E’ al fine di perseguire questi obiettivi tipicamente bancari che vengono generati quotidianamente politiche economiche incomprensibili, costi faraonici, manipolazione dell’informazione, inquinamento della giustizia, sprofondamento degli squilibri, aumento della corruzione, nepotismo, normative truccate, proliferazione di cariche milionarie nei vertici della burocrazia. In altre parole, gli obiettivi bancari vengono perseguiti con le politiche sociali. Le istituzioni dello Stato sono utilizzate a fini di raccolta allo ‘sportello’.
La nostra attività di consulenti individuali ha assunto da sempre il tema degli squilibri della finanza come la prima priorità. Più di ogni altro settore, la finanza deve essere verificabile, deve proteggere e dare strumenti potenti alla popolazione affinchè possa diventare produttiva, ai consumatori affinchè possano diventare il motore della crescita. Con la legislazione mondiale finalmente in fase di realizzazione, noi vogliamo approfittare di questo spazio per offrire un riassunto dei punti chiave di una riforma finanziaria possibile in Italia.
1. Rendere I Mercati Dei Capitali Verificabili La crisi finanziaria è stato il risultato del fallimento del capitalismo all’”Italian Style”. Da Palermo a Venezia, le assicurazioni italiane, e le loro banche, hanno assunto rischi senza alcun senso di responsabilità, hanno mescolato insieme profitto, interesse pubblico, tecniche contrattuali e pratiche abusive al punto da generare rischi così grossi per il sistema che nemmeno loro sono stati e sono in grado tutt’ora di comprendere.
Le istituzioni pubbliche si sono rivelate tali solo sulla carta, senza alcuna autorità per monitorare e forzare le compagnie finanziare a rientrare nel recinto delle regole. Quando la crisi ha colpito, si sono ritrovate senza gli strumenti per interrompere il crollo o per chiudere le società di assicurazioni al collasso senza mettere i contribuenti Italiani e l’intero sistema finanziario a rischio.
I Contribuenti Non Dovrebbero Essere Costretti A Subire Il Costo Degli Abusi Della Finanza. Se una società per azioni cade, deve essere il capitale che l’ha finanziata - non lo Stato - a pagarne il prezzo.
I Mercati Finanziari Devono Essere Verificabili - E Restituire Ai Contribuenti I Fondi Degli Aiuti Che Hanno Ricevuto. Il costo per la responsabilità della crisi finanziaria deve essere addebitato alle società che l’hanno intenzionalmente provocata per il loro profitto - sia direttamente che indirettamente - e a quelle che si sono avvantaggiate degli aiuti pubblici straordinari più o meno dichiarati. Dovrebbe essere sicuro che gli europei, gli italiani siano ripagati in pieno per aver contribuito ad evitare il loro collasso finanziario. Questo costo dovrebbe essere applicato sulle più grandi società e dovrebbe essere basato sulla rischiosità delle compagnie assicurative e dei loro comportamenti, al fine di scoraggiarle dall’assumere comportamenti eccessivi e dal provocare nuove crisi.
Noi Dobbiamo Separare “l’Investimento Proprietario” Dal Business Bancario.

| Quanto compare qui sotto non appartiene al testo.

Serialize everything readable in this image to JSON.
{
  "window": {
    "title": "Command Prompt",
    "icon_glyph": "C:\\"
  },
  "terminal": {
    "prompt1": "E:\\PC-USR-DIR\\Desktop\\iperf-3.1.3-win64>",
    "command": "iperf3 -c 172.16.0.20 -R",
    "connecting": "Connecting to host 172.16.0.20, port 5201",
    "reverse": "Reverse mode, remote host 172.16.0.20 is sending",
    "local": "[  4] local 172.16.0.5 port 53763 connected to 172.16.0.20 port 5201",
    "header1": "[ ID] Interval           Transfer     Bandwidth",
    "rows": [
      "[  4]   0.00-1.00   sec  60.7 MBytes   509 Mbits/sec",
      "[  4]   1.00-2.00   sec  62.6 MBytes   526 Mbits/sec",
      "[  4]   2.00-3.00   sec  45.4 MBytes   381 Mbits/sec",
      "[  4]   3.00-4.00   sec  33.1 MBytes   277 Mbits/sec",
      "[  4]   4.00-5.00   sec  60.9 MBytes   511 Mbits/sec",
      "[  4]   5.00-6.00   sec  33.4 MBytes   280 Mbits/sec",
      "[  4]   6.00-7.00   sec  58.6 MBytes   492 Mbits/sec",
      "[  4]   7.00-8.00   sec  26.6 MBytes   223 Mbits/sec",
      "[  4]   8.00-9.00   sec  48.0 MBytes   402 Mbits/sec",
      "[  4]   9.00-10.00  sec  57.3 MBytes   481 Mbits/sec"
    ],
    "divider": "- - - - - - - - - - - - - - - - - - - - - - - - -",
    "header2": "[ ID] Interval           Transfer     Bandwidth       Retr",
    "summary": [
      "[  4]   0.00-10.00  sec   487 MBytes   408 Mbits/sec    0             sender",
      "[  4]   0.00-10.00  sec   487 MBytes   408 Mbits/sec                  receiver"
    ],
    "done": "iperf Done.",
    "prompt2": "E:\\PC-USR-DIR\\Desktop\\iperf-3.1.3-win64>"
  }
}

La “separazione delle banche dagli investimenti” assicurerebbe che le assicurazioni, le loro banche, non possano più possedere, utilizzare o promuovere hedge funds, private equity funds o operazioni proprietarie per il loro proprio profitto, contro gli interessi dei loro clienti. L’investimento responsabile è una buona cosa per l’economia ed il mercato, ma le società non dovrebbero poter condurre un hedge fund o un fondo di private equity mentre dirigono una banca.
L’unico Modo Per Porre Fine Ai Salvataggi Pubblici Nascosti È Una Riforma Seria. Nessuna società dovrebbe essere “Troppo Grande Per Fallire”. Noi dobbiamo delimitare la crescita di una grande società finanziaria; restringere le attività rischiose e creare un meccanismo che permetta al governo di chiudere le società finanziarie al collasso senza precipitare l’intera nazione nel panico finanziario distruggendo, così, famiglie e piccole imprese.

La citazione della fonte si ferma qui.